深夜の帰り道、いつも使う踏切を渡っていた。
時刻は午前2時を回っていた。会社の飲み会が長引いて、こんな時間になってしまった。普段なら絶対に使わない道だが、酔いが回って少しでも早く帰りたかった私は、近道の踏切を選んだ。
この踏切は昔から地元では有名だった。「深夜に渡ると、おかしなことが起きる」と。子供の頃から噂には聞いていたが、大人になった今となっては、そんな話を信じる気にもならなかった。
踏切に差し掛かると、遮断機は上がっていた。当然だ。この時間、電車など走っていない。
一歩、また一歩と線路を渡り始めた時だった。
カタン、カタン。
どこからか、列車の車輪が線路を叩く音が聞こえてきた。しかし、電車は見えない。音だけが、じわじわと大きくなっていく。
「気のせいだ」
そう思い込もうとしたが、音は確実に近づいてきていた。遮断機は依然として上がったままで、警報音も鳴っていない。
突然、踏切の向こう側に人影が見えた。黒い制服のようなものを着た男性が立っている。踏切の警備員だろうか。しかし、この時間に?
「すみません」
声をかけようとした瞬間、その人影が私の方をゆっくりと振り向いた。
顔がない。
頭部はあるのに、そこには目も鼻も口もなかった。ただの平らな肌の表面だけがあった。
恐怖で足が動かなくなった。その時、遮断機が急に下りてきた。警報音は相変わらず鳴らない。静寂の中、ただ遮断機だけが下りてくる。

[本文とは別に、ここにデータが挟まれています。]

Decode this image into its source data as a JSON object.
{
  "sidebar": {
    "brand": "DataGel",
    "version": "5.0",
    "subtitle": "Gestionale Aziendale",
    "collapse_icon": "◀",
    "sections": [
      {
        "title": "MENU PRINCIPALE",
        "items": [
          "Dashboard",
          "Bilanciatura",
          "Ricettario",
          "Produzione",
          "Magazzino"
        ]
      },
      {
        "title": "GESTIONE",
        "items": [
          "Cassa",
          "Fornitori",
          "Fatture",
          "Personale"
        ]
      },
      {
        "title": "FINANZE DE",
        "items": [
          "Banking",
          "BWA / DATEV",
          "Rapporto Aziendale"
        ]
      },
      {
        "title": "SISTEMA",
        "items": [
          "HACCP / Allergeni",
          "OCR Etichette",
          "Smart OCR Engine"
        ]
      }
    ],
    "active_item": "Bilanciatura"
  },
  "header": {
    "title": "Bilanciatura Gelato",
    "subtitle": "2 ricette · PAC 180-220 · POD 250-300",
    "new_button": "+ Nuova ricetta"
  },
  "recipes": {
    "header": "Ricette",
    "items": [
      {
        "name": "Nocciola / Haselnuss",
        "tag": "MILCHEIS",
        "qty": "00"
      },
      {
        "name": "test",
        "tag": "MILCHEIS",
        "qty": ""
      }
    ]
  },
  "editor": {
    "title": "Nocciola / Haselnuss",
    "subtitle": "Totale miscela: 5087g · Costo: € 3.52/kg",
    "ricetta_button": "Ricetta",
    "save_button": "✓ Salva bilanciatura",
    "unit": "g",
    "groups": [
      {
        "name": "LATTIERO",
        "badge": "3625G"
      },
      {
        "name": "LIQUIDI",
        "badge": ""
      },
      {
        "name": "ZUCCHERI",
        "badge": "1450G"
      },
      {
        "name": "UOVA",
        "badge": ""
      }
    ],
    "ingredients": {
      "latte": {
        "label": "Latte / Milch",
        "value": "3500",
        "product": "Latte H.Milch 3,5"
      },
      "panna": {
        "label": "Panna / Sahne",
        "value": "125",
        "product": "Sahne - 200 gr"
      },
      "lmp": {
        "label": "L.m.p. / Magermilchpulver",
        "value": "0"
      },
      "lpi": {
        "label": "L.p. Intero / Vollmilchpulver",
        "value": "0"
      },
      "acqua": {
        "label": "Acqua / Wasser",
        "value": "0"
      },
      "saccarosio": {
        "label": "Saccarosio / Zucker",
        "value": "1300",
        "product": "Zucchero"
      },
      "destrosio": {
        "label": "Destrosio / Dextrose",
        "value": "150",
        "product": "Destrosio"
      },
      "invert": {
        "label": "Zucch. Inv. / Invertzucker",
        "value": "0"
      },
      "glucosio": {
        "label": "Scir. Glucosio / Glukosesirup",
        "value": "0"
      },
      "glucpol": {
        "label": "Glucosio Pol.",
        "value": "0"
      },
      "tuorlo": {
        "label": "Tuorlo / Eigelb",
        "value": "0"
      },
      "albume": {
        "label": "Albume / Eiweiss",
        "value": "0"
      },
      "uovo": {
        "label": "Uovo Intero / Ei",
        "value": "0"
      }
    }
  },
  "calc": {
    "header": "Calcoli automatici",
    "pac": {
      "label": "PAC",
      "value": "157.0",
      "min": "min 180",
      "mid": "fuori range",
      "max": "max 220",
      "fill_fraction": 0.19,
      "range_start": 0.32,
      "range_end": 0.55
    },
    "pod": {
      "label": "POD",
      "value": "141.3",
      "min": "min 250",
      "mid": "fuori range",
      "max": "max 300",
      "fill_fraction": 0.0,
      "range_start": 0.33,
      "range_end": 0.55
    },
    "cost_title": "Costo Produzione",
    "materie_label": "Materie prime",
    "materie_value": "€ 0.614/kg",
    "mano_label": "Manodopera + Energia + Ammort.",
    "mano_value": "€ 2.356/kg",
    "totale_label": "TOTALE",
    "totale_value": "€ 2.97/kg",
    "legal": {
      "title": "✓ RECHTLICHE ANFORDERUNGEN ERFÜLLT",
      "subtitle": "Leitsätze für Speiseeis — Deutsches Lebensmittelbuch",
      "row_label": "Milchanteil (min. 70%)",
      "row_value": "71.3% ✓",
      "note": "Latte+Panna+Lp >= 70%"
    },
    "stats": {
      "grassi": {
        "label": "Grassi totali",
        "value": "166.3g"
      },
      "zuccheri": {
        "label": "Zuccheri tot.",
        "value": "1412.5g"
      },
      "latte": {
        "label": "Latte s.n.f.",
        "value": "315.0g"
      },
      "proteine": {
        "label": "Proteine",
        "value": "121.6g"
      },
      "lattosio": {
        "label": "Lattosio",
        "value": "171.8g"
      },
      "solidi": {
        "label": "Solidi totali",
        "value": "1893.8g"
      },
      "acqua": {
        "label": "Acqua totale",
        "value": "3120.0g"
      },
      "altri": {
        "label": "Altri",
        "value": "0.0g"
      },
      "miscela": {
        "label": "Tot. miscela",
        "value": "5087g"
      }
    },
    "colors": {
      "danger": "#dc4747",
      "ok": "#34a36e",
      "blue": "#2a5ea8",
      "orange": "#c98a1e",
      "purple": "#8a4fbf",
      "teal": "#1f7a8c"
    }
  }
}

そして再び、列車の音。今度ははっきりと聞こえる。しかし、線路上には何も見えない。
パニックになって走り出そうとした時、足が何かに引っかかった。見ると、線路から黒い手が伸びて、私の足首を掴んでいた。
引っ張っても離れない。列車の音はどんどん大きくなる。顔のない人影はじっと立ったまま、こちらを「見て」いる気配がした。
「助けて!」
叫んだ声は、どこにも届かない。そのとき、突然すべての音が消えた。列車の音も、自分の叫び声も。まるで世界から音が消し去られたかのような静寂。
そして耳元で、かすかな囁き声。
「あの日、ここで亡くなったのは私じゃない」
冷たい息が首筋を撫でる。
「次はあなたの番」
目を閉じて震えていると、突然すべてが元に戻った。足を掴んでいた手も、顔のない人影も消えていた。遮断機は上がり、辺りは静かだった。
やっとのことで踏切を渡りきると、背後から誰かが肩を叩く感触。振り返ると、駅員らしき老人が立っていた。
「こんな時間に、危ないですよ」
その言葉に安堵しかけた時、老人はこう続けた。
「この踏切は40年前に廃止されたんですよ。今は誰も使っていない」
老人の足元を見ると、地面に接していなかった。そして彼の制服は、古い型の駅員服だった。
私は理解した。渡ってきたのは現実の踏切ではなく、40年前の事故の痕跡が残る「別の場所」だということを。
そして今、私はその「別の場所」から、もう戻れないのかもしれない。